O Sindicato, desde o primeiro caso de contágio de coronavírus no Brasil, tem mantido contato permanente com os representantes dos bancos buscando alternativas de prevenção para evitar a contaminação entre os funcionários das instituições.

Nesta segunda, 16, o Comando Nacional dos Bancários, representado pelos maiores sindicatos de bancários do país, coordenado pela Contraf-Cut, se reuniu com a Fenaban para buscar formas de enfrentar a crise de contaminação, já classificada como pandemia devido à disseminação mundial do vírus.

Leia aqui o resultado da reunião e as providências que serão tomadas pelos bancos.

Diante das decisões discutidas entre Comando Nacional dos Bancários e a Fenaban, foi criado um comitê de crise para acompanhar as orientações das autoridades de saúde e tratar das medidas a serem tomadas pelos bancos, de acordo com a evolução da epidemia.

Ainda assim, os bancários seguem inseguros, pois os bancos continuam cobrando metas abusivas enquanto seus gestores estão em suas salas individuais, com toda a segurança por não terem que conviver com clientes que possivelmente estejam contaminados. Os bancos continuam ainda dificultando o acesso dos funcionários aos meios de liberações e prevenção, como álcool gel, máscaras, luvas, dentre outras formas de prevenção.

O Itaú, por exemplo, deixou à cargo das unidades a aquisição do álcool gel, produto esgotado no comércio de varejo, quando poderia contatar diretamente as indústrias, adquirir no atacado e distribuir para suas agências e departamentos, inclusive a custos menores. Várias agências ainda não conseguiram comprar ou compraram o produto com o grau inferior a 70 graus, que é o mínimo para garantir eficácia.

Para os representantes dos funcionários, isso demonstra total desorganização por parte de um banco que se apresenta como a melhor empresa para trabalhar. Para o Sindicato, não é admissível que o maior banco do hemisfério sul deixe seus empregados expostos à contaminação por falta de um produto que poderia chegar a eles direto das indústrias.

Outra situação muito questionada pelos funcionários do Itaú é se o banco vai liberar aqueles que classificados como grupos de riscos, como por exemplo, as funcionárias grávidas ou portadoras de doenças como diabetes, cardíacas e pulmonares.
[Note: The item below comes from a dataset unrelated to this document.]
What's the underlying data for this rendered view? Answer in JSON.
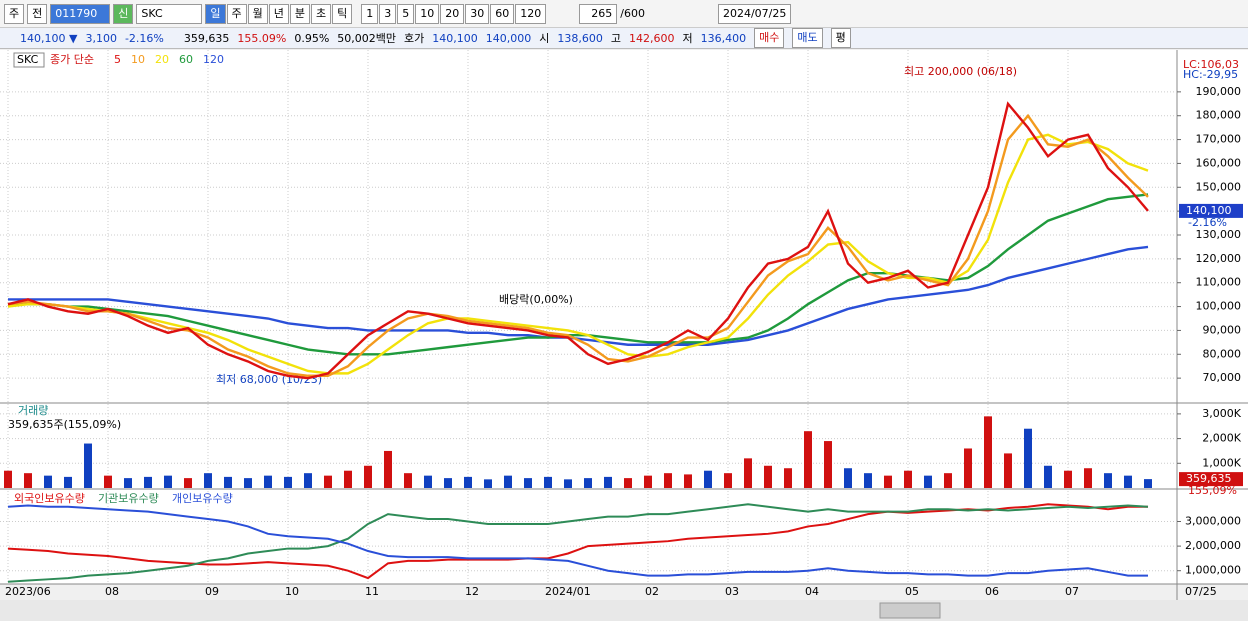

Após cobrança de providências imediatas da funcionária do Itaú e diretora de Saúde do Sindicato, Luciana Duarte, que coordena também o Grupo de Trabalho de Saúde (GT-Nacional Saúde), o gerente de Relações Sindicais do Itaú afirmou que estava entrando em nova reunião para discutir as demandas e reivindicações dos sindicatos. Segundo o banco, as novas decisões serão comunicadas posteriormente.
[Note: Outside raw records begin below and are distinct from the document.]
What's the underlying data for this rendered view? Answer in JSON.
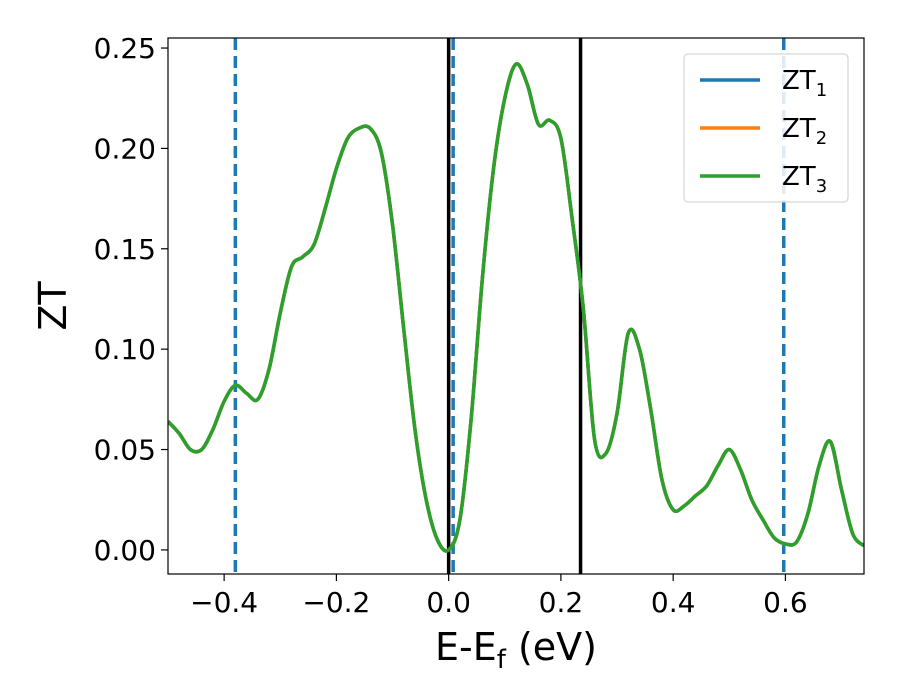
{
  "chart_data": {
    "type": "line",
    "xlabel": "E-E",
    "xlabel_sub": "f",
    "xlabel_unit": " (eV)",
    "ylabel": "ZT",
    "xlim": [
      -0.5,
      0.74
    ],
    "ylim": [
      -0.012,
      0.255
    ],
    "x_ticks": [
      -0.4,
      -0.2,
      0.0,
      0.2,
      0.4,
      0.6
    ],
    "x_tick_labels": [
      "−0.4",
      "−0.2",
      "0.0",
      "0.2",
      "0.4",
      "0.6"
    ],
    "y_ticks": [
      0.0,
      0.05,
      0.1,
      0.15,
      0.2,
      0.25
    ],
    "y_tick_labels": [
      "0.00",
      "0.05",
      "0.10",
      "0.15",
      "0.20",
      "0.25"
    ],
    "grid": false,
    "legend_position": "top-right",
    "series": [
      {
        "name": "ZT",
        "sub": "1",
        "color": "#1f77b4",
        "x": [
          -0.5,
          -0.48,
          -0.46,
          -0.44,
          -0.42,
          -0.4,
          -0.38,
          -0.36,
          -0.34,
          -0.32,
          -0.3,
          -0.28,
          -0.26,
          -0.24,
          -0.22,
          -0.2,
          -0.18,
          -0.16,
          -0.14,
          -0.12,
          -0.1,
          -0.08,
          -0.06,
          -0.04,
          -0.02,
          0.0,
          0.02,
          0.04,
          0.06,
          0.08,
          0.1,
          0.12,
          0.14,
          0.16,
          0.18,
          0.2,
          0.22,
          0.24,
          0.26,
          0.28,
          0.3,
          0.32,
          0.34,
          0.36,
          0.38,
          0.4,
          0.42,
          0.44,
          0.46,
          0.48,
          0.5,
          0.52,
          0.54,
          0.56,
          0.58,
          0.6,
          0.62,
          0.64,
          0.66,
          0.68,
          0.7,
          0.72,
          0.74
        ],
        "y": [
          0.064,
          0.058,
          0.05,
          0.05,
          0.06,
          0.074,
          0.082,
          0.078,
          0.075,
          0.09,
          0.118,
          0.141,
          0.146,
          0.152,
          0.17,
          0.19,
          0.205,
          0.21,
          0.21,
          0.198,
          0.162,
          0.11,
          0.06,
          0.025,
          0.005,
          0.0,
          0.015,
          0.065,
          0.135,
          0.19,
          0.225,
          0.242,
          0.232,
          0.212,
          0.214,
          0.205,
          0.165,
          0.12,
          0.055,
          0.048,
          0.068,
          0.108,
          0.1,
          0.07,
          0.035,
          0.02,
          0.022,
          0.027,
          0.032,
          0.042,
          0.05,
          0.04,
          0.025,
          0.015,
          0.006,
          0.003,
          0.004,
          0.018,
          0.042,
          0.054,
          0.03,
          0.008,
          0.002
        ]
      },
      {
        "name": "ZT",
        "sub": "2",
        "color": "#ff7f0e",
        "x": [
          -0.5,
          -0.48,
          -0.46,
          -0.44,
          -0.42,
          -0.4,
          -0.38,
          -0.36,
          -0.34,
          -0.32,
          -0.3,
          -0.28,
          -0.26,
          -0.24,
          -0.22,
          -0.2,
          -0.18,
          -0.16,
          -0.14,
          -0.12,
          -0.1,
          -0.08,
          -0.06,
          -0.04,
          -0.02,
          0.0,
          0.02,
          0.04,
          0.06,
          0.08,
          0.1,
          0.12,
          0.14,
          0.16,
          0.18,
          0.2,
          0.22,
          0.24,
          0.26,
          0.28,
          0.3,
          0.32,
          0.34,
          0.36,
          0.38,
          0.4,
          0.42,
          0.44,
          0.46,
          0.48,
          0.5,
          0.52,
          0.54,
          0.56,
          0.58,
          0.6,
          0.62,
          0.64,
          0.66,
          0.68,
          0.7,
          0.72,
          0.74
        ],
        "y": [
          0.064,
          0.058,
          0.05,
          0.05,
          0.06,
          0.074,
          0.082,
          0.078,
          0.075,
          0.09,
          0.118,
          0.141,
          0.146,
          0.152,
          0.17,
          0.19,
          0.205,
          0.21,
          0.21,
          0.198,
          0.162,
          0.11,
          0.06,
          0.025,
          0.005,
          0.0,
          0.015,
          0.065,
          0.135,
          0.19,
          0.225,
          0.242,
          0.232,
          0.212,
          0.214,
          0.205,
          0.165,
          0.12,
          0.055,
          0.048,
          0.068,
          0.108,
          0.1,
          0.07,
          0.035,
          0.02,
          0.022,
          0.027,
          0.032,
          0.042,
          0.05,
          0.04,
          0.025,
          0.015,
          0.006,
          0.003,
          0.004,
          0.018,
          0.042,
          0.054,
          0.03,
          0.008,
          0.002
        ]
      },
      {
        "name": "ZT",
        "sub": "3",
        "color": "#2ca02c",
        "x": [
          -0.5,
          -0.48,
          -0.46,
          -0.44,
          -0.42,
          -0.4,
          -0.38,
          -0.36,
          -0.34,
          -0.32,
          -0.3,
          -0.28,
          -0.26,
          -0.24,
          -0.22,
          -0.2,
          -0.18,
          -0.16,
          -0.14,
          -0.12,
          -0.1,
          -0.08,
          -0.06,
          -0.04,
          -0.02,
          0.0,
          0.02,
          0.04,
          0.06,
          0.08,
          0.1,
          0.12,
          0.14,
          0.16,
          0.18,
          0.2,
          0.22,
          0.24,
          0.26,
          0.28,
          0.3,
          0.32,
          0.34,
          0.36,
          0.38,
          0.4,
          0.42,
          0.44,
          0.46,
          0.48,
          0.5,
          0.52,
          0.54,
          0.56,
          0.58,
          0.6,
          0.62,
          0.64,
          0.66,
          0.68,
          0.7,
          0.72,
          0.74
        ],
        "y": [
          0.064,
          0.058,
          0.05,
          0.05,
          0.06,
          0.074,
          0.082,
          0.078,
          0.075,
          0.09,
          0.118,
          0.141,
          0.146,
          0.152,
          0.17,
          0.19,
          0.205,
          0.21,
          0.21,
          0.198,
          0.162,
          0.11,
          0.06,
          0.025,
          0.005,
          0.0,
          0.015,
          0.065,
          0.135,
          0.19,
          0.225,
          0.242,
          0.232,
          0.212,
          0.214,
          0.205,
          0.165,
          0.12,
          0.055,
          0.048,
          0.068,
          0.108,
          0.1,
          0.07,
          0.035,
          0.02,
          0.022,
          0.027,
          0.032,
          0.042,
          0.05,
          0.04,
          0.025,
          0.015,
          0.006,
          0.003,
          0.004,
          0.018,
          0.042,
          0.054,
          0.03,
          0.008,
          0.002
        ]
      }
    ],
    "vlines": [
      {
        "x": 0.0,
        "style": "solid",
        "color": "#000000"
      },
      {
        "x": 0.235,
        "style": "solid",
        "color": "#000000"
      },
      {
        "x": -0.38,
        "style": "dashed",
        "color": "#1f77b4"
      },
      {
        "x": 0.008,
        "style": "dashed",
        "color": "#1f77b4"
      },
      {
        "x": 0.597,
        "style": "dashed",
        "color": "#1f77b4"
      }
    ]
  }
}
O Sindicato continuará cobrando providências da direção do Itaú para garantir a saúde dos trabalhadores. Este é um momento em que o banco não deve pensar somente nos lucros ou metas abusivas. Não é hora de lucrar enquanto a população e seus empregados passam por uma crise mundial que pode levar à perda de vidas que valem mais que qualquer resultado financeiro. É hora de valorizar o seu maior bem, o funcionário, responsável pelo que o Itaú representa hoje no país e no mundo.